Probably some of Hiempsal II's libri punici, that had escaped the fires that consumed Carthage in 146 BC, wound up later in the large royal library of his grandson Juba II (r.25 BC-AD 24). Juba II not only was a Berber king, and husband of Cleopatra's daughter, but also a scholar and author in Greek of no less than nine works. He wrote for the Mediterranean-wide audience then enjoying classical literature. The libri punici inherited from his grandfather surely became useful to him when composing his Libyka, a work on North Africa written in Greek. Unfortunately, only fragments of Libyka survive, mostly from quotations made by other ancient authors. It may have been Juba II who 'discovered' the five-centuries-old 'log book' of Hanno the Navigator, called the Periplus, among library documents saved from fallen Carthage.
In the end, however, most Punic writings that survived the
destruction of Carthage "did not escape the immense wreckage in which so
many of Antiquity's literary works perished."
Accordingly, the long and continuous interactions between Punic
citizens of Carthage and the Berber communities that surrounded the city
have no local historian. Their political arrangements and periodic
crises, their economic and work life, the cultural ties and social
relations established and nourished (infrequently as kin), are not known
to us directly from ancient Punic authors in written accounts. Neither
side has left us their stories about life in Punic-era Carthage.

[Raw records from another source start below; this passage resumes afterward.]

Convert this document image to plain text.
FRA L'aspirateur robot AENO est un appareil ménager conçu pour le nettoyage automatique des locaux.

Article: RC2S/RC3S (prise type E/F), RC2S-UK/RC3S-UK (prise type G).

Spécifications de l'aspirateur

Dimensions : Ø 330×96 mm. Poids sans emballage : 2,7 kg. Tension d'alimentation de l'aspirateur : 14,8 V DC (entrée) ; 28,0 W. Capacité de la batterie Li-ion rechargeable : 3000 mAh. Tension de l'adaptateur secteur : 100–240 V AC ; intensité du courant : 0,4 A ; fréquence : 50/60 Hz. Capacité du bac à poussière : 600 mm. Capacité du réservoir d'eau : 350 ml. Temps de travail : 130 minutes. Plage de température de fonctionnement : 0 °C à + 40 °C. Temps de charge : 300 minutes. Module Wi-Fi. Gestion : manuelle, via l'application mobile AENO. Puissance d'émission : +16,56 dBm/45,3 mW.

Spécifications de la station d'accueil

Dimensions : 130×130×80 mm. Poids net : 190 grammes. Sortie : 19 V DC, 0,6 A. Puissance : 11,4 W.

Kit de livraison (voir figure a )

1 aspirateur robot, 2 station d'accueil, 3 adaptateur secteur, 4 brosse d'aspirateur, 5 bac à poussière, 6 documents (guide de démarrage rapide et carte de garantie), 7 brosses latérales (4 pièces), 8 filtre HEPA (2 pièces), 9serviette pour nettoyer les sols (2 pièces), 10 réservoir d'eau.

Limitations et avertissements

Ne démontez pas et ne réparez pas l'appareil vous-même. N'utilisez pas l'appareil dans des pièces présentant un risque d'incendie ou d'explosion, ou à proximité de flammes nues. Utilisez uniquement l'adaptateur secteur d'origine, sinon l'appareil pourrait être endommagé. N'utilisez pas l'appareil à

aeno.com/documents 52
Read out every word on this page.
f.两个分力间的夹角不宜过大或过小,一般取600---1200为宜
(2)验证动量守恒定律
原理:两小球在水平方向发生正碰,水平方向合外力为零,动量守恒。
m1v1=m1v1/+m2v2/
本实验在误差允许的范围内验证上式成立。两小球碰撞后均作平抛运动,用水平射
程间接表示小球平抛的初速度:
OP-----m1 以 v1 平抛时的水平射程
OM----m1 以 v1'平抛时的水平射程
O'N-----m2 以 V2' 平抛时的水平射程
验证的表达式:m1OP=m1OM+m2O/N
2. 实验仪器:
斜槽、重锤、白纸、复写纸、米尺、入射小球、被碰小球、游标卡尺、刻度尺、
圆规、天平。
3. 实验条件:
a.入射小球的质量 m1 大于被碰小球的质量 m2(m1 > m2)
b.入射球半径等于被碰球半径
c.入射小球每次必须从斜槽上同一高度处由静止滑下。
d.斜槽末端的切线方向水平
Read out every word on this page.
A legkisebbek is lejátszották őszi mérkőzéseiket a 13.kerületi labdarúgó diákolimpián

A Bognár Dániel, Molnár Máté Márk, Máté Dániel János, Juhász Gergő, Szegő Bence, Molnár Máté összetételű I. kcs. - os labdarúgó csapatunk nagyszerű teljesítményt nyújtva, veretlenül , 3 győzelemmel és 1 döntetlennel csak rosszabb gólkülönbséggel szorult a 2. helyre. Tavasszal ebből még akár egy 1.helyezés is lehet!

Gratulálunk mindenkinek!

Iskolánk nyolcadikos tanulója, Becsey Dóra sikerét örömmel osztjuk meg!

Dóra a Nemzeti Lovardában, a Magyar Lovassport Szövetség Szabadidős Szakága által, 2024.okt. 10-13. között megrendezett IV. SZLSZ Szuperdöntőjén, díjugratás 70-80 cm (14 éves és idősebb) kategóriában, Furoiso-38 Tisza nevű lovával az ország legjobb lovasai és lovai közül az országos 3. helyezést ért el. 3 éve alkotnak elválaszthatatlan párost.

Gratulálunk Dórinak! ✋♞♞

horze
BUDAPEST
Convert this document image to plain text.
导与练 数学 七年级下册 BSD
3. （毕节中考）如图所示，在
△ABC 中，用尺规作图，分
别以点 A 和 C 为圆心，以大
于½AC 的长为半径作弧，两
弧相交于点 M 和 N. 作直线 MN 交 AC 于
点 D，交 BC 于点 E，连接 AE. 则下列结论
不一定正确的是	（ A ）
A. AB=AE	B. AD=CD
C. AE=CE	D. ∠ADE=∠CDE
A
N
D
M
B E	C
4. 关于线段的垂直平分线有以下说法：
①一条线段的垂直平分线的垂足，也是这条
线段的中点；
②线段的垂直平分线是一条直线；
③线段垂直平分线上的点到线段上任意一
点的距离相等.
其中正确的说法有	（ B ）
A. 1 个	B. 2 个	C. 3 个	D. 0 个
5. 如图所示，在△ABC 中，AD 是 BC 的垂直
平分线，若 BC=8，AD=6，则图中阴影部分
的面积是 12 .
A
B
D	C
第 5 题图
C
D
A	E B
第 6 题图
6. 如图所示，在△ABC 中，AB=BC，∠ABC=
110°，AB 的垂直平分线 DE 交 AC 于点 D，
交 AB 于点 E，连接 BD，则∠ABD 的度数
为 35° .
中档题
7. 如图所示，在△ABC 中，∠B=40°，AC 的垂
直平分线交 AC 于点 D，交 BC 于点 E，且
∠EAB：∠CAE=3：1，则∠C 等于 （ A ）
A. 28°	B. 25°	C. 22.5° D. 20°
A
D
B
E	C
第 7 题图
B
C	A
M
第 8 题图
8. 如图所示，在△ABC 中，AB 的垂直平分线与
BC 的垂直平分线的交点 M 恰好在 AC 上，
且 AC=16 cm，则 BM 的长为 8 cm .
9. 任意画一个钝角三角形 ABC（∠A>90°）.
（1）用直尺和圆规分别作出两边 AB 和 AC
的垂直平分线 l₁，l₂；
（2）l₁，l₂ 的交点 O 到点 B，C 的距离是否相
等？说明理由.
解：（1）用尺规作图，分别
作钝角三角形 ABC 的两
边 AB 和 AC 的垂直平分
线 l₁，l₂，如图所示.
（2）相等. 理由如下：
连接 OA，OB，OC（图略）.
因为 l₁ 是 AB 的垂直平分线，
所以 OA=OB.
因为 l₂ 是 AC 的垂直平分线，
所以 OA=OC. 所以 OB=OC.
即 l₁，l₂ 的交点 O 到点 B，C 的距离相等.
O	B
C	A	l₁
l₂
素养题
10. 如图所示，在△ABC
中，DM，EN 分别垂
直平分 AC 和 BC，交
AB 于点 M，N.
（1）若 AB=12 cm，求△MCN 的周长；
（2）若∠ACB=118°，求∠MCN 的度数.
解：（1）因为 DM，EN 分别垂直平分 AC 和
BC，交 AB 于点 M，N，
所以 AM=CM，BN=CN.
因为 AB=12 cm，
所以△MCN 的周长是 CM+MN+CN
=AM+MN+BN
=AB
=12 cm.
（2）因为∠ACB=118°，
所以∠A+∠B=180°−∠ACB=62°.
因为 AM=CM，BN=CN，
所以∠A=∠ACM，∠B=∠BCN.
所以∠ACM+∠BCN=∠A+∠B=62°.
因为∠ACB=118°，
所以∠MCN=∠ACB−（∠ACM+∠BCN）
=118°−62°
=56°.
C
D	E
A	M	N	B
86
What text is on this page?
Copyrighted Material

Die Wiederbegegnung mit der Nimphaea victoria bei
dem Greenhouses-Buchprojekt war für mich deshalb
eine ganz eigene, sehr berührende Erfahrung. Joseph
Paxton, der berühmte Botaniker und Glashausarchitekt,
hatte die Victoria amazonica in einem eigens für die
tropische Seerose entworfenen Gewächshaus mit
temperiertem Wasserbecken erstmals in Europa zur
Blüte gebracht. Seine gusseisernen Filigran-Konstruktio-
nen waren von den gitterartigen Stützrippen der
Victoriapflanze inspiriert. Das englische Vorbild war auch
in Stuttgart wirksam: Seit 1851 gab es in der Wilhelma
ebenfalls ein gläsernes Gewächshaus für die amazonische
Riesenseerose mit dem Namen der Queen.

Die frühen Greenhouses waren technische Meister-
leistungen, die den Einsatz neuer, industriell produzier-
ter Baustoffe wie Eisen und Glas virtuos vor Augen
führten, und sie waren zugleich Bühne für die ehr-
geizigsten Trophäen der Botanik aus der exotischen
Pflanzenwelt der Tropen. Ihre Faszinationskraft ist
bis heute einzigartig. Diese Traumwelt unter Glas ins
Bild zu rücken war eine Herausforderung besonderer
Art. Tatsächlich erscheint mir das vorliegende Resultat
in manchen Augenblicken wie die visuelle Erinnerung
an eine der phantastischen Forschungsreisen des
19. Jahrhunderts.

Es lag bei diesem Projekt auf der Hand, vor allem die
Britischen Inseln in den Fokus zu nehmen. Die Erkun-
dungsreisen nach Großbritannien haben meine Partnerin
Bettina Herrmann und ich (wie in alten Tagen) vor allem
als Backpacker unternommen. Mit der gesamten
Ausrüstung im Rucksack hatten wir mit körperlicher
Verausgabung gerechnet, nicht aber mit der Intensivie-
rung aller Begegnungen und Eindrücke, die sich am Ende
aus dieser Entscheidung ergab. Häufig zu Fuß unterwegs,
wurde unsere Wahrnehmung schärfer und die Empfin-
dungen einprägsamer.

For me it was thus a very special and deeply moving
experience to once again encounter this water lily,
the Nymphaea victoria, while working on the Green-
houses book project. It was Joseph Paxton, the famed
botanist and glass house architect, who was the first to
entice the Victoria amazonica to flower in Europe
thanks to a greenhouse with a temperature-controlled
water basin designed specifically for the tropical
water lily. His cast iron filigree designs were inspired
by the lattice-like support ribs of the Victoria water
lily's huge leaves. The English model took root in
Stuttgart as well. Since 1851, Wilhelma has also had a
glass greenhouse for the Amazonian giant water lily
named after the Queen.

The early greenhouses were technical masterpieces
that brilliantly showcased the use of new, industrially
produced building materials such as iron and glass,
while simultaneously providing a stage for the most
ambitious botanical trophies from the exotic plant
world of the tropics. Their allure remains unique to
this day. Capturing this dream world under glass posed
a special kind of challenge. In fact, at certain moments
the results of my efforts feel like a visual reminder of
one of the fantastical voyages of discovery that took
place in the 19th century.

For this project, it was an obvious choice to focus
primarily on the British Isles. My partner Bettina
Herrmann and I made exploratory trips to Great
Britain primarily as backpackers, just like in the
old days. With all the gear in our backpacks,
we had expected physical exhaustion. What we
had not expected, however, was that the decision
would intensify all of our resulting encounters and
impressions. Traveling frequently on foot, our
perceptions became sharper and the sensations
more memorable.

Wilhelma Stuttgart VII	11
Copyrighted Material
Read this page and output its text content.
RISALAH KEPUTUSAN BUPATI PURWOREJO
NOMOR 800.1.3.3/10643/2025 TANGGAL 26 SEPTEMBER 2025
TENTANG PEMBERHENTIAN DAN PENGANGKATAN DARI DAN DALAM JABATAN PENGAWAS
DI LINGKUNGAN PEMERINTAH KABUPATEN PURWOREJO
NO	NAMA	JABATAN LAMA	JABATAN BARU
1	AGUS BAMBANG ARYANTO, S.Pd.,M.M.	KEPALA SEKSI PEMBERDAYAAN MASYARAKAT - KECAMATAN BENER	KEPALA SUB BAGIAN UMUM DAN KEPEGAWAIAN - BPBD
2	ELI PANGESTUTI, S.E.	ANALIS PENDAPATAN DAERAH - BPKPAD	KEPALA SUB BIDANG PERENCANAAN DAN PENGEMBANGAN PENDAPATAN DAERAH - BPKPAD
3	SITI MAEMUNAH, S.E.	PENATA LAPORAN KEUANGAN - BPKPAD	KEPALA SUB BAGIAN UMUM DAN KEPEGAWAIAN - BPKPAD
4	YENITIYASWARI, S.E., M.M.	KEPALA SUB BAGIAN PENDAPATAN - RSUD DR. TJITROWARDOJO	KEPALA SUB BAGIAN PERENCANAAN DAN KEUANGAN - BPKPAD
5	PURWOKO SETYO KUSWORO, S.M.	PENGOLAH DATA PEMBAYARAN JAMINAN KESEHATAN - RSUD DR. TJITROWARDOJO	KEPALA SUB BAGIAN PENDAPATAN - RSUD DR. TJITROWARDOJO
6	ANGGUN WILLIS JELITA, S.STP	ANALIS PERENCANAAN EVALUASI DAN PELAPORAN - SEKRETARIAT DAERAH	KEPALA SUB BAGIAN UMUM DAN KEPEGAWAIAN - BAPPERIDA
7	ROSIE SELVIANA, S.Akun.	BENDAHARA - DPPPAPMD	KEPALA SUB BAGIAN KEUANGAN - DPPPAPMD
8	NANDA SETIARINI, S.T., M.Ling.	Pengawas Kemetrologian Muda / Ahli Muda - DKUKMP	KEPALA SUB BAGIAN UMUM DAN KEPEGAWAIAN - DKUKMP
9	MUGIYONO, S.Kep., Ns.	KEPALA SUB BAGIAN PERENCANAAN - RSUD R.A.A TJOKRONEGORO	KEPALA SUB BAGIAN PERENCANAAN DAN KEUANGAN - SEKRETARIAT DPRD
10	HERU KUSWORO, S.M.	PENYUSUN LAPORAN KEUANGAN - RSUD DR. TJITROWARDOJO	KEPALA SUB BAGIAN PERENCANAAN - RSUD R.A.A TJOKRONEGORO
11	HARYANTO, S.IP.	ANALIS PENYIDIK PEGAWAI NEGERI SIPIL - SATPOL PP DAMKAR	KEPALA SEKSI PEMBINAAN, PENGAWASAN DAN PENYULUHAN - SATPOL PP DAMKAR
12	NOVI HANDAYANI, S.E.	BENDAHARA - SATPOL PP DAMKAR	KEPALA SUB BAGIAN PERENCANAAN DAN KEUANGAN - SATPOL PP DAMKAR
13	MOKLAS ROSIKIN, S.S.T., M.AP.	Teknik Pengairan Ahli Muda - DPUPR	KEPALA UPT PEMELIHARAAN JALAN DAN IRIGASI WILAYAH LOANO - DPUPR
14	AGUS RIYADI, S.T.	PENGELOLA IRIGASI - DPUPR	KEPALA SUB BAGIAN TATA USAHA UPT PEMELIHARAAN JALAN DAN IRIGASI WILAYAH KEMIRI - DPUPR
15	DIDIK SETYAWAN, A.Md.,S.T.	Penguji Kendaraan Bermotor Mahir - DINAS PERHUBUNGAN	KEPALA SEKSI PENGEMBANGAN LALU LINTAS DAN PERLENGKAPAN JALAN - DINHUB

Regarding Phoenician writings, few remain and these seldom
refer to Carthage. The more ancient and most informative are cuneiform
tablets, ca. 1600–1185, from ancient Ugarit, located to the north of Phoenicia
on the Syrian coast; it was a Canaanite city politically affiliated
with the Hittites. The clay tablets tell of myths, epics, rituals,
medical and administrative matters, and also correspondence. The highly valued works of Sanchuniathon,
an ancient priest of Beirut, who reportedly wrote on Phoenician
religion and the origins of civilization, are themselves completely
lost, but some little content endures twice removed. Sanchuniathon was said to have lived in the 11th century, which is considered doubtful. Much later a Phoenician History by Philo of Byblos (64–141) reportedly existed, written in Greek, but only fragments of this work survive.
An explanation proffered for why so few Phoenician works endured: early
on (11th century) archives and records began to be kept on papyrus, which does not long survive in a moist coastal climate. Also, both Phoenicians and Carthaginians were well known for their secrecy.
Thus, of their ancient writings we have little of major interest left to us by Carthage, or by Phoenicia
the country of origin of the city founders. "Of the various Phoenician
and Punic compositions alluded to by the ancient classical authors, not a
single work or even fragment has survived in its original idiom."
"Indeed, not a single Phoenician manuscript has survived in the original [language] or in translation."
We cannot therefore access directly the line of thought or the contour
of their worldview as expressed in their own words, in their own voice. Ironically, it was the Phoenicians who "invented or at least perfected and transmitted a form of writing [the alphabet] that has influenced dozens of cultures including our own."